Whirling Futuramas: Norman Bel Geddes's Practical and Aesthetic Transport
Image Credit: Magic Motorways
Following up on my previous post about Norman Bel Geddes's ambitious application of hydro/aerodynamics to develop concept vehicles which imparted a strong sense of motion, I would like to follow up on the legacy of Bel Geddes's aesthetics of transportation in contemporary popular culture, taking a journey from his famous World's Fair exhibit, Futurama (pictured above), to Matt Groening's contemporary television show, Futurama. Bel Geddes's futuristic view of a world of connectivity involved literal as well as aesthetic transport. By looking at aspects of his work that have been translated into modern title sequences, I suggest we can get a better sense of his ability to capture a feeling of crossing threshholds and ushering us into strange, exciting, and entertaining worlds.
Image Credit: Harry Ransom Center
Bel Geddes's Futurama, the predominant feature of the 1939 World's Fair, was geared to give people a sense of the future of transportation by 1950. He tried to simulate this feeling by giving World's Fair Guests a simulated "plane-ride" through the exhibit that was powered by a conveyer belt system that moved them through the system. This was meant to give Depression Era spectators of flying through the air as they pondered the possibility of an increasingly connected future--one that they might help build. Of chief interest was to fulfill the deeply seated needs of human community without presenting a dehumanizing future. "Throughout all recorded history," Geddes writes in his 1940 manifesto, Magic Motorways, "man has made repeated efforts to reach out farther and to communicate with other men more easily and quickly, and these efforts have reached the climax of their success in the twentieth century. This increasing freedom of movement makes possible a magnificently full, rich life for the people of our time. A free-flowing movement of people and goods across our nation is a requirement of modern living and prosperity" (10). However, he was concerned that contemporary traffic conditions--characterized by stops and starts, traffic lights and standstills, would make people feel more like sheep than human beings.
Image Credit: Magic Motorways
Futurama, Bel Geddes argues, "gave them a dramatic and graphic solution to a problem which they all faced" (4).
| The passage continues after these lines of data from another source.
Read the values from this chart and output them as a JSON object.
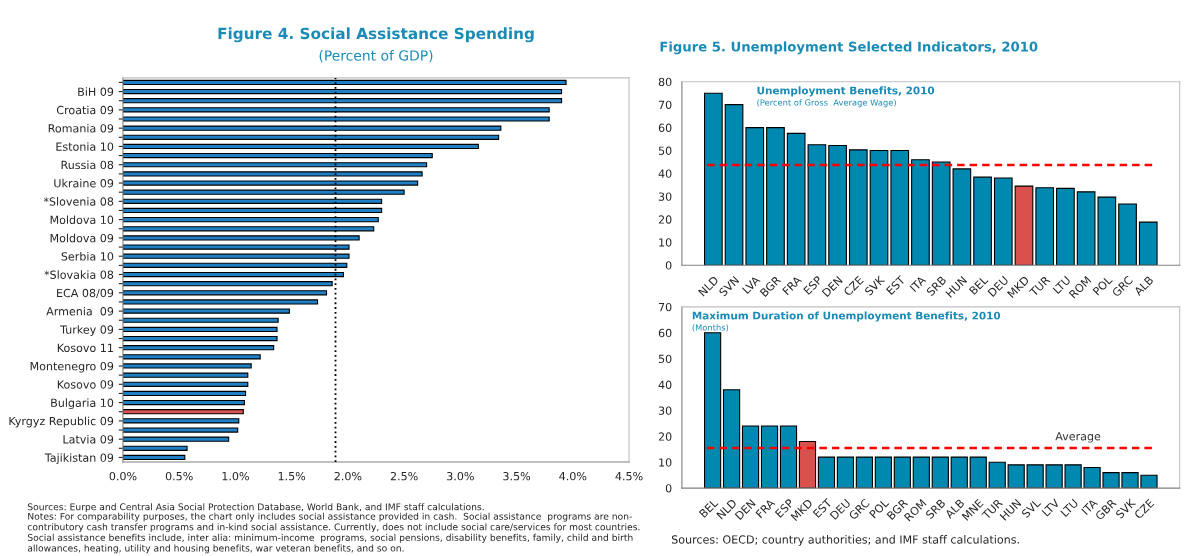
{
  "chart_data": [
    {
      "type": "bar",
      "orientation": "horizontal",
      "title": "Figure 4. Social Assistance Spending",
      "subtitle": "(Percent of GDP)",
      "categories": [
        null,
        "BiH 09",
        null,
        "Croatia 09",
        null,
        "Romania 09",
        null,
        "Estonia 10",
        null,
        "Russia 08",
        null,
        "Ukraine 09",
        null,
        "*Slovenia 08",
        null,
        "Moldova 10",
        null,
        "Moldova 09",
        null,
        "Serbia 10",
        null,
        "*Slovakia 08",
        null,
        "ECA 08/09",
        null,
        "Armenia  09",
        null,
        "Turkey 09",
        null,
        "Kosovo 11",
        null,
        "Montenegro 09",
        null,
        "Kosovo 09",
        null,
        "Bulgaria 10",
        null,
        "Kyrgyz Republic 09",
        null,
        "Latvia 09",
        null,
        "Tajikistan 09"
      ],
      "values": [
        3.94,
        3.9,
        3.9,
        3.79,
        3.79,
        3.36,
        3.34,
        3.16,
        2.75,
        2.7,
        2.66,
        2.62,
        2.5,
        2.3,
        2.3,
        2.27,
        2.23,
        2.1,
        2.01,
        2.01,
        1.99,
        1.96,
        1.86,
        1.81,
        1.73,
        1.48,
        1.38,
        1.37,
        1.37,
        1.34,
        1.22,
        1.14,
        1.11,
        1.11,
        1.09,
        1.08,
        1.07,
        1.03,
        1.02,
        0.94,
        0.57,
        0.55
      ],
      "colors": [
        "#1f80c6",
        "#1f80c6",
        "#1f80c6",
        "#1f80c6",
        "#1f80c6",
        "#1f80c6",
        "#1f80c6",
        "#1f80c6",
        "#1f80c6",
        "#1f80c6",
        "#1f80c6",
        "#1f80c6",
        "#1f80c6",
        "#1f80c6",
        "#1f80c6",
        "#1f80c6",
        "#1f80c6",
        "#1f80c6",
        "#1f80c6",
        "#1f80c6",
        "#1f80c6",
        "#1f80c6",
        "#1f80c6",
        "#1f80c6",
        "#1f80c6",
        "#1f80c6",
        "#1f80c6",
        "#1f80c6",
        "#1f80c6",
        "#1f80c6",
        "#1f80c6",
        "#1f80c6",
        "#1f80c6",
        "#1f80c6",
        "#1f80c6",
        "#1f80c6",
        "#d9534f",
        "#1f80c6",
        "#1f80c6",
        "#1f80c6",
        "#1f80c6",
        "#1f80c6"
      ],
      "xlim": [
        0,
        4.5
      ],
      "xticks": [
        {
          "value": 0,
          "label": "0.0%"
        },
        {
          "value": 0.5,
          "label": "0.5%"
        },
        {
          "value": 1,
          "label": "1.0%"
        },
        {
          "value": 1.5,
          "label": "1.5%"
        },
        {
          "value": 2,
          "label": "2.0%"
        },
        {
          "value": 2.5,
          "label": "2.5%"
        },
        {
          "value": 3,
          "label": "3.0%"
        },
        {
          "value": 3.5,
          "label": "3.5%"
        },
        {
          "value": 4,
          "label": "4.0%"
        },
        {
          "value": 4.5,
          "label": "4.5%"
        }
      ],
      "ref_lines": [
        {
          "axis": "x",
          "value": 1.89,
          "color": "#000000",
          "line_style": "dotted"
        }
      ],
      "annotations": [
        "Sources: Eurpe and Central Asia Social Protection Database, World Bank, and IMF staff calculations.",
        "Notes: For comparability purposes, the chart only includes social assistance provided in cash.  Social assistance  programs are non-\ncontributory cash transfer programs and in-kind social assistance. Currently, does not include social care/services for most countries.\nSocial assistance benefits include, inter alia: minimum-income  programs, social pensions, disability benefits, family, child and birth\nallowances, heating, utility and housing benefits, war veteran benefits, and so on."
      ]
    },
    {
      "type": "bar",
      "title": "Unemployment Benefits, 2010",
      "subtitle": "(Percent of Gross  Average Wage)",
      "categories": [
        "NLD",
        "SVN",
        "LVA",
        "BGR",
        "FRA",
        "ESP",
        "DEN",
        "CZE",
        "SVK",
        "EST",
        "ITA",
        "SRB",
        "HUN",
        "BEL",
        "DEU",
        "MKD",
        "TUR",
        "LTU",
        "ROM",
        "POL",
        "GRC",
        "ALB"
      ],
      "values": [
        75,
        70,
        60,
        60,
        57.5,
        52.5,
        52.2,
        50.3,
        50,
        50,
        46,
        45,
        42,
        38.4,
        38,
        34.5,
        33.8,
        33.5,
        32,
        29.7,
        26.7,
        18.8
      ],
      "colors": [
        "#0089b0",
        "#0089b0",
        "#0089b0",
        "#0089b0",
        "#0089b0",
        "#0089b0",
        "#0089b0",
        "#0089b0",
        "#0089b0",
        "#0089b0",
        "#0089b0",
        "#0089b0",
        "#0089b0",
        "#0089b0",
        "#0089b0",
        "#d9504c",
        "#0089b0",
        "#0089b0",
        "#0089b0",
        "#0089b0",
        "#0089b0",
        "#0089b0"
      ],
      "ylim": [
        0,
        80
      ],
      "yticks": [
        0,
        10,
        20,
        30,
        40,
        50,
        60,
        70,
        80
      ],
      "ref_lines": [
        {
          "axis": "y",
          "value": 43.7,
          "color": "#ff0000",
          "line_style": "dashed"
        }
      ],
      "annotations": [
        "Figure 5. Unemployment Selected Indicators, 2010"
      ]
    },
    {
      "type": "bar",
      "title": "Maximum Duration of Unemployment Benefits, 2010",
      "subtitle": "(Months)",
      "categories": [
        "BEL",
        "NLD",
        "DEN",
        "FRA",
        "ESP",
        "MKD",
        "EST",
        "DEU",
        "GRC",
        "POL",
        "BGR",
        "ROM",
        "SRB",
        "ALB",
        "MNE",
        "TUR",
        "HUN",
        "SVL",
        "LTV",
        "LTU",
        "ITA",
        "GBR",
        "SVK",
        "CZE"
      ],
      "values": [
        60,
        38,
        24,
        24,
        24,
        18,
        12,
        12,
        12,
        12,
        12,
        12,
        12,
        12,
        12,
        10,
        9,
        9,
        9,
        9,
        8,
        6,
        6,
        5
      ],
      "colors": [
        "#0089b0",
        "#0089b0",
        "#0089b0",
        "#0089b0",
        "#0089b0",
        "#d9504c",
        "#0089b0",
        "#0089b0",
        "#0089b0",
        "#0089b0",
        "#0089b0",
        "#0089b0",
        "#0089b0",
        "#0089b0",
        "#0089b0",
        "#0089b0",
        "#0089b0",
        "#0089b0",
        "#0089b0",
        "#0089b0",
        "#0089b0",
        "#0089b0",
        "#0089b0",
        "#0089b0"
      ],
      "ylim": [
        0,
        70
      ],
      "yticks": [
        0,
        10,
        20,
        30,
        40,
        50,
        60,
        70
      ],
      "ref_lines": [
        {
          "axis": "y",
          "value": 15.5,
          "color": "#ff0000",
          "line_style": "dashed",
          "label": "Average"
        }
      ],
      "annotations": [
        "Sources: OECD; country authorities; and IMF staff calculations."
      ]
    }
  ]
}
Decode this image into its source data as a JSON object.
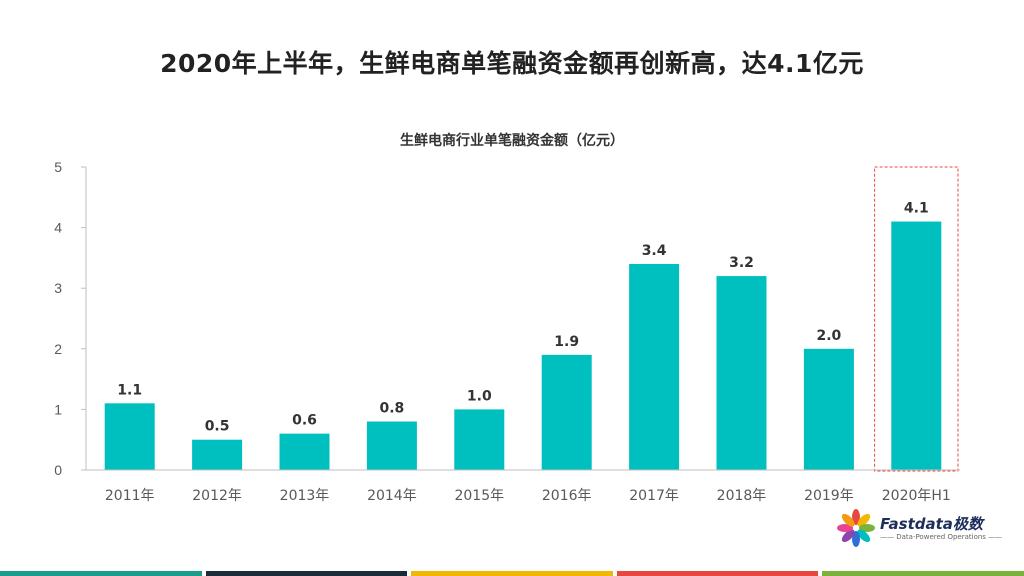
{
  "page": {
    "title": "2020年上半年，生鲜电商单笔融资金额再创新高，达4.1亿元"
  },
  "logo": {
    "name": "Fastdata极数",
    "tagline": "—— Data-Powered Operations ——",
    "icon": "flower-logo-icon"
  },
  "colors": {
    "bar": "#00BFBF",
    "highlight_border": "#E8473F",
    "axis": "#BFBFBF",
    "footer": [
      "#1A9C8C",
      "#1D2A3A",
      "#F2B705",
      "#E8473F",
      "#7BB23B"
    ]
  },
  "chart_data": {
    "type": "bar",
    "title": "生鲜电商行业单笔融资金额（亿元）",
    "categories": [
      "2011年",
      "2012年",
      "2013年",
      "2014年",
      "2015年",
      "2016年",
      "2017年",
      "2018年",
      "2019年",
      "2020年H1"
    ],
    "values": [
      1.1,
      0.5,
      0.6,
      0.8,
      1.0,
      1.9,
      3.4,
      3.2,
      2.0,
      4.1
    ],
    "data_labels": [
      "1.1",
      "0.5",
      "0.6",
      "0.8",
      "1.0",
      "1.9",
      "3.4",
      "3.2",
      "2.0",
      "4.1"
    ],
    "ylim": [
      0,
      5
    ],
    "yticks": [
      0,
      1,
      2,
      3,
      4,
      5
    ],
    "xlabel": "",
    "ylabel": "",
    "grid": false,
    "highlight_category": "2020年H1"
  }
}
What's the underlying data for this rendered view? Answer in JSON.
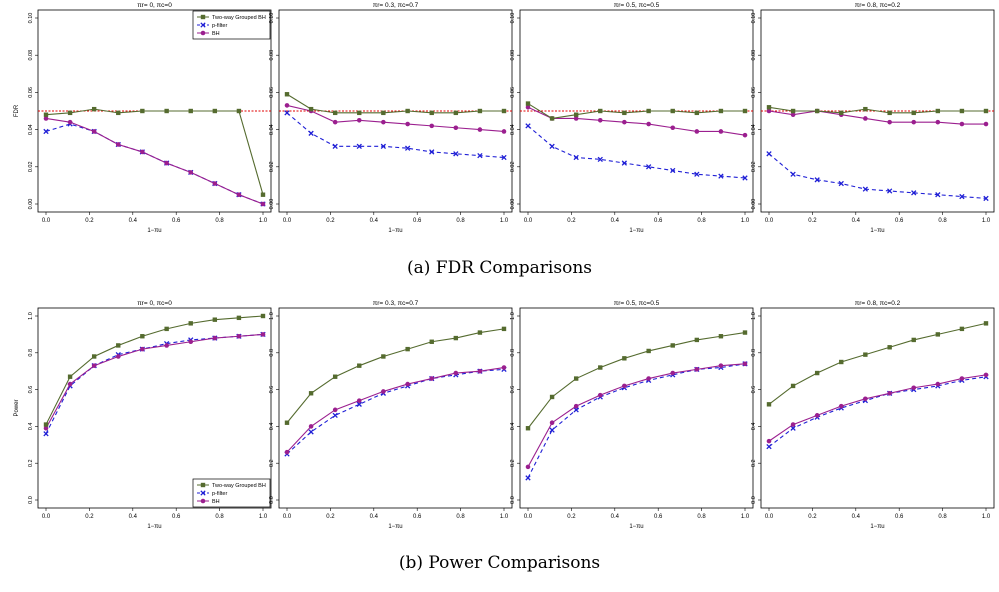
{
  "captions": {
    "fdr": "(a) FDR Comparisons",
    "power": "(b) Power Comparisons"
  },
  "legend": [
    "Two-way Grouped BH",
    "p-filter",
    "BH"
  ],
  "x_tick_labels": [
    "0.0",
    "0.2",
    "0.4",
    "0.6",
    "0.8",
    "1.0"
  ],
  "colors": {
    "two_way": "#556b2f",
    "p_filter": "#1f1fd6",
    "bh": "#9b1f8f",
    "target_line": "#e00000"
  },
  "chart_data": [
    {
      "type": "line",
      "title": "πr= 0, πc=0",
      "xlabel": "1−πu",
      "ylabel": "FDR",
      "ylim": [
        0,
        0.1
      ],
      "yticks": [
        "0.00",
        "0.02",
        "0.04",
        "0.06",
        "0.08",
        "0.10"
      ],
      "reference_line": 0.05,
      "legend": "top-right",
      "x": [
        0,
        0.111,
        0.222,
        0.333,
        0.444,
        0.556,
        0.667,
        0.778,
        0.889,
        1.0
      ],
      "series": [
        {
          "name": "Two-way Grouped BH",
          "values": [
            0.048,
            0.049,
            0.051,
            0.049,
            0.05,
            0.05,
            0.05,
            0.05,
            0.05,
            0.005
          ]
        },
        {
          "name": "p-filter",
          "values": [
            0.039,
            0.043,
            0.039,
            0.032,
            0.028,
            0.022,
            0.017,
            0.011,
            0.005,
            0.0
          ]
        },
        {
          "name": "BH",
          "values": [
            0.046,
            0.044,
            0.039,
            0.032,
            0.028,
            0.022,
            0.017,
            0.011,
            0.005,
            0.0
          ]
        }
      ]
    },
    {
      "type": "line",
      "title": "πr= 0.3, πc=0.7",
      "xlabel": "1−πu",
      "ylabel": "",
      "ylim": [
        0,
        0.1
      ],
      "yticks": [
        "0.00",
        "0.02",
        "0.04",
        "0.06",
        "0.08",
        "0.10"
      ],
      "reference_line": 0.05,
      "x": [
        0,
        0.111,
        0.222,
        0.333,
        0.444,
        0.556,
        0.667,
        0.778,
        0.889,
        1.0
      ],
      "series": [
        {
          "name": "Two-way Grouped BH",
          "values": [
            0.059,
            0.051,
            0.049,
            0.049,
            0.049,
            0.05,
            0.049,
            0.049,
            0.05,
            0.05
          ]
        },
        {
          "name": "p-filter",
          "values": [
            0.049,
            0.038,
            0.031,
            0.031,
            0.031,
            0.03,
            0.028,
            0.027,
            0.026,
            0.025
          ]
        },
        {
          "name": "BH",
          "values": [
            0.053,
            0.05,
            0.044,
            0.045,
            0.044,
            0.043,
            0.042,
            0.041,
            0.04,
            0.039
          ]
        }
      ]
    },
    {
      "type": "line",
      "title": "πr= 0.5, πc=0.5",
      "xlabel": "1−πu",
      "ylabel": "",
      "ylim": [
        0,
        0.1
      ],
      "yticks": [
        "0.00",
        "0.02",
        "0.04",
        "0.06",
        "0.08",
        "0.10"
      ],
      "reference_line": 0.05,
      "x": [
        0,
        0.111,
        0.222,
        0.333,
        0.444,
        0.556,
        0.667,
        0.778,
        0.889,
        1.0
      ],
      "series": [
        {
          "name": "Two-way Grouped BH",
          "values": [
            0.054,
            0.046,
            0.048,
            0.05,
            0.049,
            0.05,
            0.05,
            0.049,
            0.05,
            0.05
          ]
        },
        {
          "name": "p-filter",
          "values": [
            0.042,
            0.031,
            0.025,
            0.024,
            0.022,
            0.02,
            0.018,
            0.016,
            0.015,
            0.014
          ]
        },
        {
          "name": "BH",
          "values": [
            0.052,
            0.046,
            0.046,
            0.045,
            0.044,
            0.043,
            0.041,
            0.039,
            0.039,
            0.037
          ]
        }
      ]
    },
    {
      "type": "line",
      "title": "πr= 0.8, πc=0.2",
      "xlabel": "1−πu",
      "ylabel": "",
      "ylim": [
        0,
        0.1
      ],
      "yticks": [
        "0.00",
        "0.02",
        "0.04",
        "0.06",
        "0.08",
        "0.10"
      ],
      "reference_line": 0.05,
      "x": [
        0,
        0.111,
        0.222,
        0.333,
        0.444,
        0.556,
        0.667,
        0.778,
        0.889,
        1.0
      ],
      "series": [
        {
          "name": "Two-way Grouped BH",
          "values": [
            0.052,
            0.05,
            0.05,
            0.049,
            0.051,
            0.049,
            0.049,
            0.05,
            0.05,
            0.05
          ]
        },
        {
          "name": "p-filter",
          "values": [
            0.027,
            0.016,
            0.013,
            0.011,
            0.008,
            0.007,
            0.006,
            0.005,
            0.004,
            0.003
          ]
        },
        {
          "name": "BH",
          "values": [
            0.05,
            0.048,
            0.05,
            0.048,
            0.046,
            0.044,
            0.044,
            0.044,
            0.043,
            0.043
          ]
        }
      ]
    },
    {
      "type": "line",
      "title": "πr= 0, πc=0",
      "xlabel": "1−πu",
      "ylabel": "Power",
      "ylim": [
        0,
        1
      ],
      "yticks": [
        "0.0",
        "0.2",
        "0.4",
        "0.6",
        "0.8",
        "1.0"
      ],
      "legend": "bottom-right",
      "x": [
        0,
        0.111,
        0.222,
        0.333,
        0.444,
        0.556,
        0.667,
        0.778,
        0.889,
        1.0
      ],
      "series": [
        {
          "name": "Two-way Grouped BH",
          "values": [
            0.41,
            0.67,
            0.78,
            0.84,
            0.89,
            0.93,
            0.96,
            0.98,
            0.99,
            1.0
          ]
        },
        {
          "name": "p-filter",
          "values": [
            0.36,
            0.62,
            0.73,
            0.79,
            0.82,
            0.85,
            0.87,
            0.88,
            0.89,
            0.9
          ]
        },
        {
          "name": "BH",
          "values": [
            0.39,
            0.63,
            0.73,
            0.78,
            0.82,
            0.84,
            0.86,
            0.88,
            0.89,
            0.9
          ]
        }
      ]
    },
    {
      "type": "line",
      "title": "πr= 0.3, πc=0.7",
      "xlabel": "1−πu",
      "ylabel": "",
      "ylim": [
        0,
        1
      ],
      "yticks": [
        "0.0",
        "0.2",
        "0.4",
        "0.6",
        "0.8",
        "1.0"
      ],
      "x": [
        0,
        0.111,
        0.222,
        0.333,
        0.444,
        0.556,
        0.667,
        0.778,
        0.889,
        1.0
      ],
      "series": [
        {
          "name": "Two-way Grouped BH",
          "values": [
            0.42,
            0.58,
            0.67,
            0.73,
            0.78,
            0.82,
            0.86,
            0.88,
            0.91,
            0.93
          ]
        },
        {
          "name": "p-filter",
          "values": [
            0.25,
            0.37,
            0.46,
            0.52,
            0.58,
            0.62,
            0.66,
            0.68,
            0.7,
            0.71
          ]
        },
        {
          "name": "BH",
          "values": [
            0.26,
            0.4,
            0.49,
            0.54,
            0.59,
            0.63,
            0.66,
            0.69,
            0.7,
            0.72
          ]
        }
      ]
    },
    {
      "type": "line",
      "title": "πr= 0.5, πc=0.5",
      "xlabel": "1−πu",
      "ylabel": "",
      "ylim": [
        0,
        1
      ],
      "yticks": [
        "0.0",
        "0.2",
        "0.4",
        "0.6",
        "0.8",
        "1.0"
      ],
      "x": [
        0,
        0.111,
        0.222,
        0.333,
        0.444,
        0.556,
        0.667,
        0.778,
        0.889,
        1.0
      ],
      "series": [
        {
          "name": "Two-way Grouped BH",
          "values": [
            0.39,
            0.56,
            0.66,
            0.72,
            0.77,
            0.81,
            0.84,
            0.87,
            0.89,
            0.91
          ]
        },
        {
          "name": "p-filter",
          "values": [
            0.12,
            0.38,
            0.49,
            0.56,
            0.61,
            0.65,
            0.68,
            0.71,
            0.72,
            0.74
          ]
        },
        {
          "name": "BH",
          "values": [
            0.18,
            0.42,
            0.51,
            0.57,
            0.62,
            0.66,
            0.69,
            0.71,
            0.73,
            0.74
          ]
        }
      ]
    },
    {
      "type": "line",
      "title": "πr= 0.8, πc=0.2",
      "xlabel": "1−πu",
      "ylabel": "",
      "ylim": [
        0,
        1
      ],
      "yticks": [
        "0.0",
        "0.2",
        "0.4",
        "0.6",
        "0.8",
        "1.0"
      ],
      "x": [
        0,
        0.111,
        0.222,
        0.333,
        0.444,
        0.556,
        0.667,
        0.778,
        0.889,
        1.0
      ],
      "series": [
        {
          "name": "Two-way Grouped BH",
          "values": [
            0.52,
            0.62,
            0.69,
            0.75,
            0.79,
            0.83,
            0.87,
            0.9,
            0.93,
            0.96
          ]
        },
        {
          "name": "p-filter",
          "values": [
            0.29,
            0.39,
            0.45,
            0.5,
            0.54,
            0.58,
            0.6,
            0.62,
            0.65,
            0.67
          ]
        },
        {
          "name": "BH",
          "values": [
            0.32,
            0.41,
            0.46,
            0.51,
            0.55,
            0.58,
            0.61,
            0.63,
            0.66,
            0.68
          ]
        }
      ]
    }
  ]
}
Matt Groening has acknowledged that Bel Geddes' Futurama was an inspiration for his television's show which bears the same name, and the show's title sequence captures some of the reasons for this perfectly. Viewing the opening title sequence for Matt Groening's Futurama and the image of Groening's fictive New York pictured below, we notice a similar sense of continuous motion. Flying vehicles of all sorts follow one another in perfect lines, as do people flying from place to place in tubes. And yet, they do not appear like sheep. People and objects maintain their individuality while moving in harmony . The same goes for the tubes that transport people through the city.
Geddes' aesthetic helped poeticize the value of transportation at a time when the first major U.S. freeways were beginning their construction, and by the end of the Eisenhauer Presidency the Interstate Freeways system was rapidly growing, connecting disparate parts of the nation with roads that emphasized speed, flow, and forward momentum over intersections and frequent stops. The world of possibility is especially emphasized in the title page of his manifesto, Magic Motorways. The shadows which make up the words on the title page emphasize that he is pointing to what's possible with the motorways, and the sharp angle of his lettering gives a sense of a new horizon being approached.
Image Credits: Magic Motorways and David Lynch's Lost Highway
We might also notice that the opening credits to David Lynch's Lost Highway bear some resemblance to the font and word angling that Bel Geddes used in Magic Motorways. Though his stories are rooted in the present, Lynch's films frequently invoke a sense of nostalgia for bygone times, and the most consistent trope of his work involves tight focus on the roads of America. Though a dark, gothic film, the metaphor of the highway invokes the same kind of feeling of possibility that Bel Geddes associated with the road. And the opening credits emphasize that the film's erratic portrayal of split identities is more about motion and connectivity than it is about stagnation and fragmentation. If Bel Geddes helped invoke a sense of magic in the motorway, I suggest the possibility that Lynch might be riffing off of Bel Geddes, like the title credits for Futurama, demonstrate Bel Geddes's powerful strategy of inspiring spectators--past and present--with the feeling of crossing into the threshhold of a strange and exciting new world, characterized by motion and awe.